11- Ancak Kur’ân'a uyan ve Rahmân olan Allah'ı görmeden korkan kimseyi uyarırsın. Sen, o (Kur’ân'a uyan ve Allah'tan korkan) kimseyi mağfiret ve yüce bir mükâfatla müjdele.
12- Şüphesiz ölüleri biz diriltiriz. Ve biz onların (dünyada) önceden gönderdiklerini ve (geride bıraktıkları) eserlerini yazarız. Biz her şeyi apaçık bir kitapta saymışızdır.
13- Sen onlara şehir halkının kıssasını misal ver. Hani onlara elçiler gelmişti.
14- Biz o zaman onlara iki elçi göndermiştik de, onlar o ikisini yalanlamışlardı. Biz de üçüncüsü ile desteklemiştik de onlara; "Şüphesiz biz size gönderilen elçileriz" demişlerdi.
15- (Kâfirler): "Siz de bizim gibi insansınız, Rahmân, hiç bir şey indirmemiştir. Siz yalan söyleyenlerden başka bir şey değilsiniz" dediler.
16- "Rabbimiz biliyor ki, biz gerçekten size gönderilmiş elçileriz" dediler.
17- "Bizim üzerimize düşen açıkça tebliğ etmektir."
18- (Kâfirler): "Sizin yüzünüzden biz uğursuzluğa düştük. Eğer davetinizden vazgeçmezseniz, yemin olsun sizi taşlarız ve bizden size yakıcı bir işkence de dokunur" dediler.
19- "Sizin uğursuzluğunuz, sizin beraberinizdeki küfrünüzdedir. Size Allah'a iman hatırlatıldığı için mi bizi taşlayacaksınız? Hayır, siz haddi aşan bir kavimsiniz" dediler.
20- Şehrin en uzak yerinden bir adam koşarak geldi ve "Ey kavmim, bu elçilere uyun" dedi.
21- "Sizden hiç bir ücret istemeyenlere uyun, onlar hidâyete ermiş kimselerdir."
22- "Ben, beni yaratana niçin ibadet etmeyeyim? Siz hepiniz O’na döndürüleceksiniz.”

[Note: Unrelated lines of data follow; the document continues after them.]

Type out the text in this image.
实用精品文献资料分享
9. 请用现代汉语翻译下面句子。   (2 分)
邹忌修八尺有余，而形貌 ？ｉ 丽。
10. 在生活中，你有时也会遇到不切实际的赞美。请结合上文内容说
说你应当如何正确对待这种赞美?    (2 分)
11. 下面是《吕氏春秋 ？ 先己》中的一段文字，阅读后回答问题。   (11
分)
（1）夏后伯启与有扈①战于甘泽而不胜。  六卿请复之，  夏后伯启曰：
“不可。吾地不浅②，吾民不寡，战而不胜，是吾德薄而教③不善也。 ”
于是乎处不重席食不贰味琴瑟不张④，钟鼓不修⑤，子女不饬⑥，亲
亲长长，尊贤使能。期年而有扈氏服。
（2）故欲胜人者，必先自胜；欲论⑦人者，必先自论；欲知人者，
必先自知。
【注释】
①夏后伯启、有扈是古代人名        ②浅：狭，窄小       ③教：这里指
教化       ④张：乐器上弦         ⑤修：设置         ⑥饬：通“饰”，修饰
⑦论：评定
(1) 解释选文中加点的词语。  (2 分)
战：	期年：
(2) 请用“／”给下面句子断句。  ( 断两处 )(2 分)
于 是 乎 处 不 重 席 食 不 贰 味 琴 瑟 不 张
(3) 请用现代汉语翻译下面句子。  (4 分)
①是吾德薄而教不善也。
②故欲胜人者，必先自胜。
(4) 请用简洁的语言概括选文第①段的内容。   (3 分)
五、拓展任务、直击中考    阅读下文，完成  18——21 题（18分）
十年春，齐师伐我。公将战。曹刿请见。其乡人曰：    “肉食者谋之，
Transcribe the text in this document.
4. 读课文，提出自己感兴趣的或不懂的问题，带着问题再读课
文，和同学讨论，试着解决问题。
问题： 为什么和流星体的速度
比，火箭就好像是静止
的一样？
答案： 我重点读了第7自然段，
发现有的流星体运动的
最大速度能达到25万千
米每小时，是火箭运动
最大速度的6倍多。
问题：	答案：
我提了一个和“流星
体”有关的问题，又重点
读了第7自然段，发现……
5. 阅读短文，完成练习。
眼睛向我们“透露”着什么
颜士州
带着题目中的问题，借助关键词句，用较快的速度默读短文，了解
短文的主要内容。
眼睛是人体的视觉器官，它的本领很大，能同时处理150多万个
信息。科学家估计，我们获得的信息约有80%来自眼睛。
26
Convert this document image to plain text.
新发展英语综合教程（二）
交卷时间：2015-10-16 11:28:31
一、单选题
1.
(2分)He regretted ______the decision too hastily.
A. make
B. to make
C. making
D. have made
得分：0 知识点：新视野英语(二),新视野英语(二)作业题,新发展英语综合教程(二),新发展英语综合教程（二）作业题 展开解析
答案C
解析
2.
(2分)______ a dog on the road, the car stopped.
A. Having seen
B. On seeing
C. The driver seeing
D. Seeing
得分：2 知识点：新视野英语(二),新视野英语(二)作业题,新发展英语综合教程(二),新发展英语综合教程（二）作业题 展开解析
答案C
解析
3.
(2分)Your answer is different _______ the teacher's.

23- "Ben hiç O’ndan başka ilahlar edinir miyim? Eğer O Rahmân bana bir zarar yapmak dilerse, onların şefaati bana hiçbir şeyde fayda vermez. Beni kurtaramazlar da."
24- "O vakit ben apaçık bir sapıklık içinde olurum."
25- "Şüphesiz ben Rabbinize iman ettim. Bunu benden duyun."
26-27- Ona, "Gir Cennete" denildi. O da; "Keşke kavmim Rabbimin beni afvettiğini ve beni Cennette ikram olunanlardan kıldığını bilseydi" dedi.